My flippers cripple me,
I crawl like an insect down the ladder
and there is no one
to tell me when the ocean
will begin.

In these lines (29–33), the speaker describes their initial descent down the ladder that stretches from the boat into the water. Two points are worth noting here. First, the speaker’s descent is challenging and even dangerous. The gear they require to make this dive possible is cumbersome, and the large flippers on their feet get in the way of their descent, virtually crippling the speaker’s movement. In this regard, the above passage forecasts other challenges during the descent. For instance, once the speaker is in the water and begins their descent, the diminishing light clouds their vision, and the increasing atmospheric pressure makes them feel like “blacking out” (line 36). In addition to the challenge of the descent, the speaker emphasizes how they are alone on their journey. This is a point that the speaker has already made in the first stanza, where they compare their solo dive to the famous French explorer Jacques-Yves Cousteau and his team of assistants. Here, the speaker reiterates the fact that they’re alone on this journey—a fact that makes the dive that much more perilous.

the thing I came for:
the wreck and not the story of the wreck
the thing itself and not the myth
the drowned face always staring
toward the sun
the evidence of damage
worn by salt and sway into this threadbare beauty
the ribs of the disaster
curving their assertion
among the tentative haunters.

After describing the mental and physical difficulty of the descent, the speaker regains their sense of purpose and utters these lines (61–70). This passage marks a turning point in the poem, as the speaker redirects attention from their journey to the ocean floor to the wreck. This redirection of attention parallels a broader thematic shift. This shift involves the speaker setting aside the “story” or “myth” that merely represents the wreck and focusing instead on their first-hand investigation of the wreck as a material reality. In this context, the drowned face is interesting because it blurs the distinction between reality and representation.

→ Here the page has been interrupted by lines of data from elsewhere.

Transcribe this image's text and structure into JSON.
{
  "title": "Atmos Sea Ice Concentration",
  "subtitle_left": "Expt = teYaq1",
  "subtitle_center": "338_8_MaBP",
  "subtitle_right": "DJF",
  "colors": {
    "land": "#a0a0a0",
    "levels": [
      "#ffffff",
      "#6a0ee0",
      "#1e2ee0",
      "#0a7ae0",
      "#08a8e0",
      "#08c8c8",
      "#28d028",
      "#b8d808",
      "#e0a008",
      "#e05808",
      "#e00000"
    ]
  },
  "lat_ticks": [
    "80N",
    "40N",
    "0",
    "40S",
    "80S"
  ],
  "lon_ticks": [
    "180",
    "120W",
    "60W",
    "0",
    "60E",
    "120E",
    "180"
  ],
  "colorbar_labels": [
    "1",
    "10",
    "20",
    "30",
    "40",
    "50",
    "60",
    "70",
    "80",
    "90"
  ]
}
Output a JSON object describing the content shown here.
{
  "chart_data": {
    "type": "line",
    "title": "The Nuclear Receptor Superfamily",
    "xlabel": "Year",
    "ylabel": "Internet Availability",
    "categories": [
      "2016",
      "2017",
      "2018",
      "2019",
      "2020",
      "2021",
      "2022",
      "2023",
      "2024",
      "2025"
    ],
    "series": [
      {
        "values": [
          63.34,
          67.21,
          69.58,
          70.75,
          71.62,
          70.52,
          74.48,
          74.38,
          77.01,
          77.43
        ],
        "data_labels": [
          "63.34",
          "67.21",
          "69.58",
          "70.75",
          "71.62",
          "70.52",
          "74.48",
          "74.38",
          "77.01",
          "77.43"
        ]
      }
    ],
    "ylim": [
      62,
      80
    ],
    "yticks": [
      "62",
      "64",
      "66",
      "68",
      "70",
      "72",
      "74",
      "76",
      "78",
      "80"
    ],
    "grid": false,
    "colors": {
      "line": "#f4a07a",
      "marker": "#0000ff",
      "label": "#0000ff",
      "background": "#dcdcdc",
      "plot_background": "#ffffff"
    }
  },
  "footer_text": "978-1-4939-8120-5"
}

It’s real insofar as it’s the ship’s figurehead. Yet it’s also representational insofar as it stands for those unfortunate souls who may have perished with the ship. The hint of personification in the phrase “the drowned face” enables this link. The speaker continues making veiled references to the possible victims by drawing attention to the broken parts of the ship. See especially the phrase “the ribs of the disaster,” where ribs refers both to the broken planks of wood that run the ship’s length and to the exposed ribs of the fish-eaten skeletons of the dead.

This is the place.
And I am here, the mermaid whose dark hair
streams black, the merman in his armored body.
We circle silently
about the wreck
we dive into the hold.
I am she: I am he

In these lines (71–77), the speaker begins by affirming that they’ve physically arrived at the site of the wreck. Yet something odd happens here, as the speaker suddenly seems to split in two. In the second and third lines of the above passage, they identify themself first as a “mermaid,” then as a “merman.” Afterward, they set aside the first-person singular pronoun “I” and take up the plural “we.” Though the speaker returns to the “I” at the end of the passage, their sense of self remains bifurcated into masculine and feminine parts: “I am she: I am he.” Thus, the speaker adopts the perspective of an androgynously gendered plural being. We could interpret this move in at least two ways. First, the speaker could be expressing their own androgyny or nonbinary gender. If we understand the wreck as a metaphor for the speaker’s own experience, this expression of androgyny could represent a moment of self-discovery. Alternatively, the speaker could be adopting a plural perspective to speak for others. Specifically, they may be speaking for all those whose lives and experiences have been excluded from the “book of myths,” as the speaker implies in the poem’s final lines.